For an extra dollar a night
I have been asked by several people what I think about the proposed hotel at Pleasant and Main, the mighty Eastern Gateway to the South End.
All I have to go by are the pictures printed in the Courier recently, especially the ones that superimpose images of the building upon real photos to show what it will look like from different directions. All I can say is the two ends of the hotel look a bit weird in the photos. The building looks as though it has had both ends cut off with an axe, and a few windows randomly stuck on. This creates a mostly blank-wall effect visible from further up Pleasant Street and from Main Street opposite the public landing. And to be honest it’s not really a nice effect. Nothing seems to have been done to blend these cut-offs into the general look of the neighborhood, and at this early stage I can’t understand why not. It should be easy enough. I have no objection to the building itself, for what my opinion is worth. Only these amputated ends make me feel unhappy about the overall effect.
* * * * *
By the way, the initiative shown by Messrs. Smith and Lyman in their plans for two hotels in the South End inspires me to announce my own plans for the concrete towers where I dwell at the foot of Mechanic Street. According to drawings which I refuse to submit to city hall, I will remove the north tower and have it set on top of the east tower, thereby creating the tallest building in town and possibly even rivaling the giant construction we all know and love at Dragon Cement in Thomaston. I will nail 165 large wooden shipping crates inside the double-tall structure, each one to be used as a low-cost hotel room to cater for the inevitable overspill from the other two places. Behind the super-tower there will be space beside the old wharf for whales and porpoises to beach themselves occasionally to conduct conversations with my guests; the Four Seagulls of the Apocalypse will be taken on as desk clerks; helicopters can land on the roof for an extra dollar a night; and in the event the whole thing falls to the ground all room rents will be refunded. I don’t think either property developer mentioned above should consider me serious competition, of course. If proof of my inefficiency is needed, then let it be known far and wide that I have hired Fabulous Bob to manage the place, with my dear friend Naptime O’Meara of the Bangor Terrible News as chief housekeeper. It shouldn’t take long for them to wreck everything.
* * * * *
In a letter to the editor printed last week I was described as a secular progressive, and was asked rhetorically what sort of God such a misbegotten creature might pray to. I am not entirely clear what a secular progressive is, although it sounds straightforward enough at first hearing. The writer is apparently unaware that all I am is a quite ordinary Episcopalian who belongs to dear old St. Bildad’s by the Sea. Or maybe she thinks all the people who go to St. Bildad’s are secular progressives? Hardly so! One of the things life at St. B’s has impressed upon me is that I must try to live and work alongside all sorts of God’s creatures, a few secular progressives scattered among them I suppose, but also traditional conservatives.
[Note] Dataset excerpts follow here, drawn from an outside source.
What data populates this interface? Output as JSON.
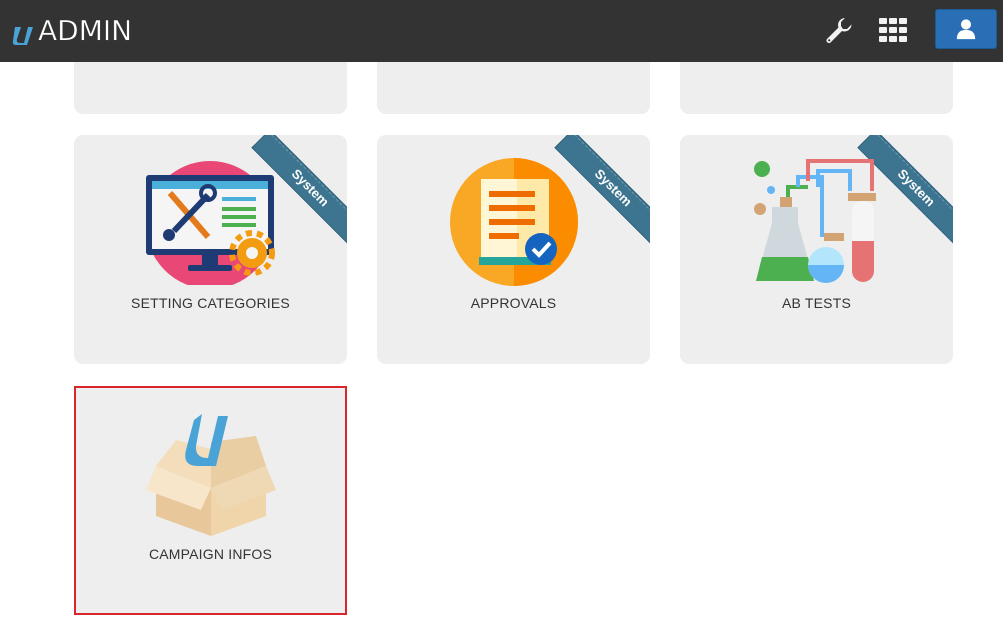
{
  "header": {
    "logo_text": "ADMIN",
    "logo_mark_icon": "u-logo-icon",
    "tools_icon": "wrench-icon",
    "apps_icon": "grid-apps-icon",
    "user_icon": "user-icon",
    "accent_color": "#2a6fb5"
  },
  "tiles_row0": [
    {
      "label": ""
    },
    {
      "label": ""
    },
    {
      "label": ""
    }
  ],
  "tiles": [
    {
      "label": "SETTING CATEGORIES",
      "badge": "System",
      "icon": "settings-monitor-icon"
    },
    {
      "label": "APPROVALS",
      "badge": "System",
      "icon": "approval-document-icon"
    },
    {
      "label": "AB TESTS",
      "badge": "System",
      "icon": "lab-flasks-icon"
    },
    {
      "label": "CAMPAIGN INFOS",
      "badge": "",
      "icon": "box-icon"
    }
  ],
  "colors": {
    "ribbon": "#3d7590",
    "selection_border": "#d9262b",
    "tile_background": "#eeeeee"
  }
}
The problem with certain kinds of religious people is that if you are not their particular kind then they are likely to insist you are no kind at all, as though they own some sort of official rubber stamp which they intend to deny you the use of. We prefer not to do this, not through any lofty sense of being above the fray but because we genuinely do not like to do it. And by the way, it used to be considered polite not to inquire too much into a gentleman’s religion, or to make assertions on the subject of his philosophy, and if truth be told I think newspaper pages are not the most suitable venue to carry out the kind of exchange which will satisfy all parties on the question. Oh well, not to worry too much. All the old rules are being picked apart these days, abandoned in unraveled heaps beside the roads where the wind blows them down to the shore.
* * * * *
I suppose I am not that much offended by the letter, really. Just making a bit of a fuss, I suppose, because someone actually paid attention. Perhaps I should even be flattered and admit it. I think I got two letters in the paper and two things of a less formal nature posted online, and in the good old days when I was a real newspaperman this would have been described as an overwhelming response from our readers.
* * * * *
The tulips at my ruined old property on Linden Street are usually up and in full flower by Mother's Day, but not this year, not quite. There was one solid red bloom in the morning when I looked, and two other timid yellow specimens by late afternoon. Nevertheless I was able to get in touch with mother, and she said to say hello to you all.
* * * * *
On Saturday a couple of weeks ago I met a shivering skinny German who said he was on his way to a luau on Rankin Street. He was wearing a Hawaiian shirt, a pair of faded shorts, and a peculiar hat. I hope he made it to the party without freezing to death.